On 15 October 1940, the 166th Infantry was inducted into federal service at home stations. Ten days later, it was relocated to Camp Shelby, Mississippi. It was relieved from assignment to the 37th Division on 16 January 1942, becoming a separate unit. The regiment moved to New Orleans, Louisiana on 12 February, and the 1st Battalion was detached as part of Task Force 1291, serving as a garrison unit in Aruba and Curaçao in the Caribbean. The 166th was transferred to Fort Barrancas, Florida on 2 October 1942, without the 1st and 2nd Battalions.

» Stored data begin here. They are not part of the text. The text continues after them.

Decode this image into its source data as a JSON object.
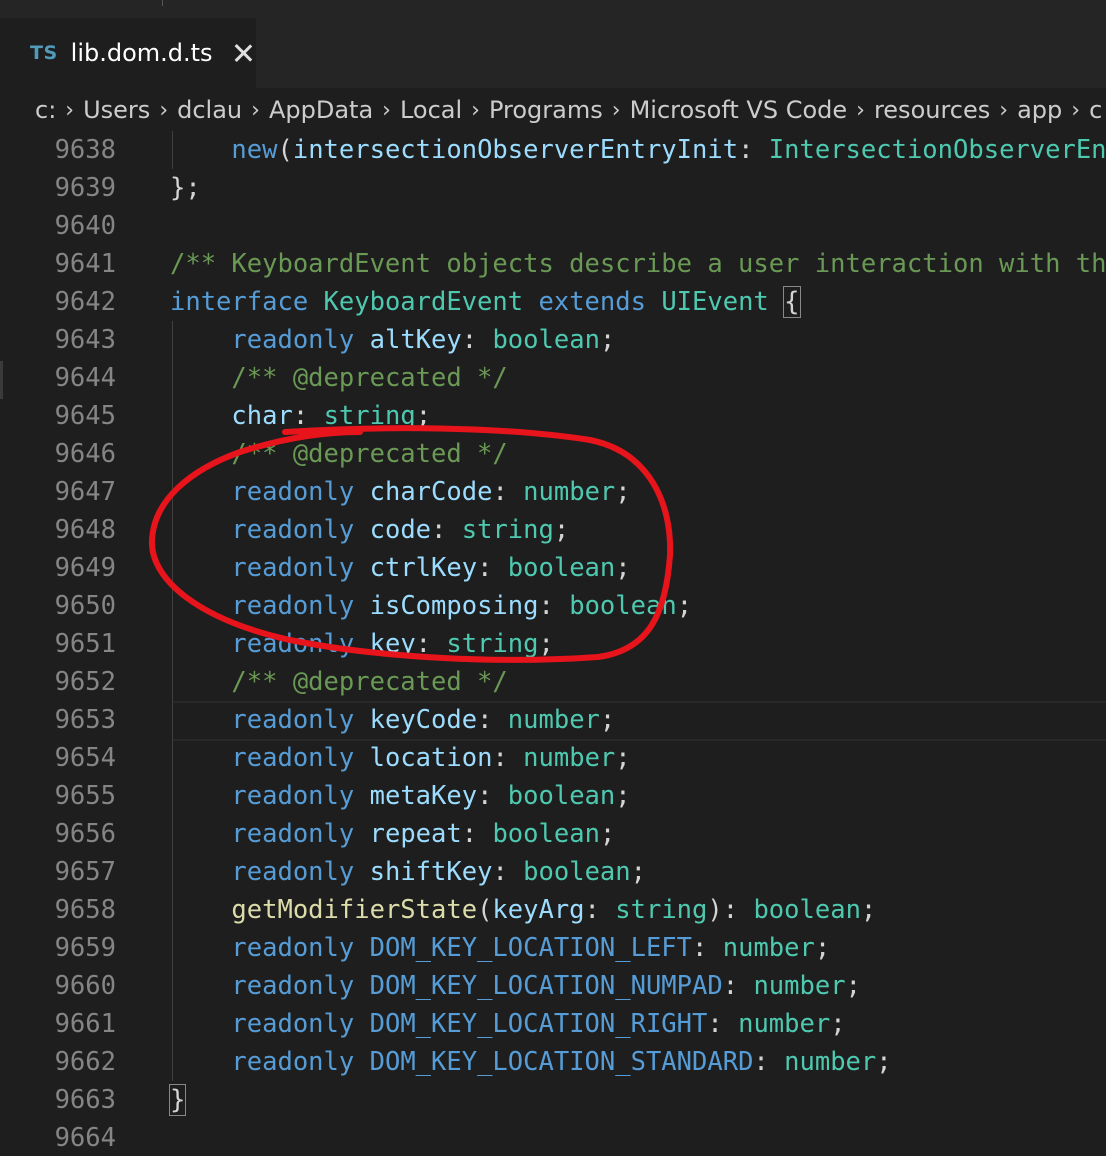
{
  "tab": {
    "icon_text": "TS",
    "title": "lib.dom.d.ts"
  },
  "breadcrumb": [
    "c:",
    "Users",
    "dclau",
    "AppData",
    "Local",
    "Programs",
    "Microsoft VS Code",
    "resources",
    "app",
    "c"
  ],
  "lines": [
    {
      "num": "9638",
      "tokens": [
        [
          "    ",
          "pun"
        ],
        [
          "new",
          "kw"
        ],
        [
          "(",
          "pun"
        ],
        [
          "intersectionObserverEntryInit",
          "prop"
        ],
        [
          ": ",
          "pun"
        ],
        [
          "IntersectionObserverEn",
          "type"
        ]
      ]
    },
    {
      "num": "9639",
      "tokens": [
        [
          "};",
          "pun"
        ]
      ]
    },
    {
      "num": "9640",
      "tokens": []
    },
    {
      "num": "9641",
      "tokens": [
        [
          "/** KeyboardEvent objects describe a user interaction with th",
          "cmt"
        ]
      ]
    },
    {
      "num": "9642",
      "tokens": [
        [
          "interface",
          "kw"
        ],
        [
          " ",
          "pun"
        ],
        [
          "KeyboardEvent",
          "type"
        ],
        [
          " ",
          "pun"
        ],
        [
          "extends",
          "kw"
        ],
        [
          " ",
          "pun"
        ],
        [
          "UIEvent",
          "type"
        ],
        [
          " ",
          "pun"
        ],
        [
          "{",
          "bracket"
        ]
      ]
    },
    {
      "num": "9643",
      "tokens": [
        [
          "    ",
          "pun"
        ],
        [
          "readonly",
          "kw"
        ],
        [
          " ",
          "pun"
        ],
        [
          "altKey",
          "prop"
        ],
        [
          ": ",
          "pun"
        ],
        [
          "boolean",
          "type"
        ],
        [
          ";",
          "pun"
        ]
      ]
    },
    {
      "num": "9644",
      "tokens": [
        [
          "    ",
          "pun"
        ],
        [
          "/** @deprecated */",
          "cmt"
        ]
      ]
    },
    {
      "num": "9645",
      "tokens": [
        [
          "    ",
          "pun"
        ],
        [
          "char",
          "prop"
        ],
        [
          ": ",
          "pun"
        ],
        [
          "string",
          "type"
        ],
        [
          ";",
          "pun"
        ]
      ]
    },
    {
      "num": "9646",
      "tokens": [
        [
          "    ",
          "pun"
        ],
        [
          "/** @deprecated */",
          "cmt"
        ]
      ]
    },
    {
      "num": "9647",
      "tokens": [
        [
          "    ",
          "pun"
        ],
        [
          "readonly",
          "kw"
        ],
        [
          " ",
          "pun"
        ],
        [
          "charCode",
          "prop"
        ],
        [
          ": ",
          "pun"
        ],
        [
          "number",
          "type"
        ],
        [
          ";",
          "pun"
        ]
      ]
    },
    {
      "num": "9648",
      "tokens": [
        [
          "    ",
          "pun"
        ],
        [
          "readonly",
          "kw"
        ],
        [
          " ",
          "pun"
        ],
        [
          "code",
          "prop"
        ],
        [
          ": ",
          "pun"
        ],
        [
          "string",
          "type"
        ],
        [
          ";",
          "pun"
        ]
      ]
    },
    {
      "num": "9649",
      "tokens": [
        [
          "    ",
          "pun"
        ],
        [
          "readonly",
          "kw"
        ],
        [
          " ",
          "pun"
        ],
        [
          "ctrlKey",
          "prop"
        ],
        [
          ": ",
          "pun"
        ],
        [
          "boolean",
          "type"
        ],
        [
          ";",
          "pun"
        ]
      ]
    },
    {
      "num": "9650",
      "tokens": [
        [
          "    ",
          "pun"
        ],
        [
          "readonly",
          "kw"
        ],
        [
          " ",
          "pun"
        ],
        [
          "isComposing",
          "prop"
        ],
        [
          ": ",
          "pun"
        ],
        [
          "boolean",
          "type"
        ],
        [
          ";",
          "pun"
        ]
      ]
    },
    {
      "num": "9651",
      "tokens": [
        [
          "    ",
          "pun"
        ],
        [
          "readonly",
          "kw"
        ],
        [
          " ",
          "pun"
        ],
        [
          "key",
          "prop"
        ],
        [
          ": ",
          "pun"
        ],
        [
          "string",
          "type"
        ],
        [
          ";",
          "pun"
        ]
      ]
    },
    {
      "num": "9652",
      "tokens": [
        [
          "    ",
          "pun"
        ],
        [
          "/** @deprecated */",
          "cmt"
        ]
      ]
    },
    {
      "num": "9653",
      "tokens": [
        [
          "    ",
          "pun"
        ],
        [
          "readonly",
          "kw"
        ],
        [
          " ",
          "pun"
        ],
        [
          "keyCode",
          "prop"
        ],
        [
          ": ",
          "pun"
        ],
        [
          "number",
          "type"
        ],
        [
          ";",
          "pun"
        ]
      ]
    },
    {
      "num": "9654",
      "tokens": [
        [
          "    ",
          "pun"
        ],
        [
          "readonly",
          "kw"
        ],
        [
          " ",
          "pun"
        ],
        [
          "location",
          "prop"
        ],
        [
          ": ",
          "pun"
        ],
        [
          "number",
          "type"
        ],
        [
          ";",
          "pun"
        ]
      ]
    },
    {
      "num": "9655",
      "tokens": [
        [
          "    ",
          "pun"
        ],
        [
          "readonly",
          "kw"
        ],
        [
          " ",
          "pun"
        ],
        [
          "metaKey",
          "prop"
        ],
        [
          ": ",
          "pun"
        ],
        [
          "boolean",
          "type"
        ],
        [
          ";",
          "pun"
        ]
      ]
    },
    {
      "num": "9656",
      "tokens": [
        [
          "    ",
          "pun"
        ],
        [
          "readonly",
          "kw"
        ],
        [
          " ",
          "pun"
        ],
        [
          "repeat",
          "prop"
        ],
        [
          ": ",
          "pun"
        ],
        [
          "boolean",
          "type"
        ],
        [
          ";",
          "pun"
        ]
      ]
    },
    {
      "num": "9657",
      "tokens": [
        [
          "    ",
          "pun"
        ],
        [
          "readonly",
          "kw"
        ],
        [
          " ",
          "pun"
        ],
        [
          "shiftKey",
          "prop"
        ],
        [
          ": ",
          "pun"
        ],
        [
          "boolean",
          "type"
        ],
        [
          ";",
          "pun"
        ]
      ]
    },
    {
      "num": "9658",
      "tokens": [
        [
          "    ",
          "pun"
        ],
        [
          "getModifierState",
          "func"
        ],
        [
          "(",
          "pun"
        ],
        [
          "keyArg",
          "prop"
        ],
        [
          ": ",
          "pun"
        ],
        [
          "string",
          "type"
        ],
        [
          "): ",
          "pun"
        ],
        [
          "boolean",
          "type"
        ],
        [
          ";",
          "pun"
        ]
      ]
    },
    {
      "num": "9659",
      "tokens": [
        [
          "    ",
          "pun"
        ],
        [
          "readonly",
          "kw"
        ],
        [
          " ",
          "pun"
        ],
        [
          "DOM_KEY_LOCATION_LEFT",
          "kw"
        ],
        [
          ": ",
          "pun"
        ],
        [
          "number",
          "type"
        ],
        [
          ";",
          "pun"
        ]
      ]
    },
    {
      "num": "9660",
      "tokens": [
        [
          "    ",
          "pun"
        ],
        [
          "readonly",
          "kw"
        ],
        [
          " ",
          "pun"
        ],
        [
          "DOM_KEY_LOCATION_NUMPAD",
          "kw"
        ],
        [
          ": ",
          "pun"
        ],
        [
          "number",
          "type"
        ],
        [
          ";",
          "pun"
        ]
      ]
    },
    {
      "num": "9661",
      "tokens": [
        [
          "    ",
          "pun"
        ],
        [
          "readonly",
          "kw"
        ],
        [
          " ",
          "pun"
        ],
        [
          "DOM_KEY_LOCATION_RIGHT",
          "kw"
        ],
        [
          ": ",
          "pun"
        ],
        [
          "number",
          "type"
        ],
        [
          ";",
          "pun"
        ]
      ]
    },
    {
      "num": "9662",
      "tokens": [
        [
          "    ",
          "pun"
        ],
        [
          "readonly",
          "kw"
        ],
        [
          " ",
          "pun"
        ],
        [
          "DOM_KEY_LOCATION_STANDARD",
          "kw"
        ],
        [
          ": ",
          "pun"
        ],
        [
          "number",
          "type"
        ],
        [
          ";",
          "pun"
        ]
      ]
    },
    {
      "num": "9663",
      "tokens": [
        [
          "}",
          "bracket"
        ]
      ]
    },
    {
      "num": "9664",
      "tokens": []
    }
  ],
  "colors": {
    "keyword": "#569cd6",
    "type": "#4ec9b0",
    "property": "#9cdcfe",
    "function": "#dcdcaa",
    "comment": "#6a9955",
    "annotation": "#e8141c"
  },
  "annotation": {
    "kind": "freehand-red-ellipse",
    "encloses_lines": [
      "9646",
      "9651"
    ]
  }
}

On 15 April 1943, it returned to Camp Shelby and became part of the Third Army, where the 2nd Battalion rejoined the regiment. On 18 April 1943, the regiment was assigned to the Southern Defense Command at New Orleans, without the 2nd Battalion which was located at Texas City, Texas. On 20 August 1943, the 166th Infantry Regiment was authorized to be reorganized; the 1st Battalion returned to the regiment without personnel on 1 September 1943, and a new 1st Battalion was formed. On 7 September, the regiment, less the 2nd Battalion (which was assigned to Camp Hood, Texas), was ordered to move to Fort Sill, Oklahoma. On 22 January 1944, the 166th Infantry Regiment, less the 2nd and 3rd Battalion and Company D, was inactivated at Fort Sill. The 3rd Battalion and Company D became part of the Replacement and School Command on 1 February 1944. The 2nd Battalion was inactivated on 22 February at Camp Hood, Company D was inactivated on 17 November 1944, and the 3rd Battalion was inactivated on 12 February 1945.

== Cold War ==
The 166th Infantry Regiment was reorganized on 11 November 1946 as part of the Ohio National Guard. On 1 September 1959, it became a parent regiment under the Combat Arms Regimental System. It consisted of the 1st Battle Group, part of the 37th Infantry Division. It was reorganized on 1 April 1963 to consist of the 1st Battalion, still part of the 37th. It was again reorganized on 15 February 1968 to consist of the 1st Battalion and was transferred to the 38th Infantry Division. It was transferred on 1 March 1977 to the 73rd Infantry Brigade. On 1 May 1989, it was withdrawn from the Combat Arms Regimental System and reorganized under the U.S. Army Regimental System. It was consolidated on 1 September 1992 with the 148th Infantry Regiment. The new unit, designated the 148th Infantry, consisted of the 1st Battalion of that regiment, part of the 73rd Infantry Brigade. Its new headquarters was in Lima, Ohio.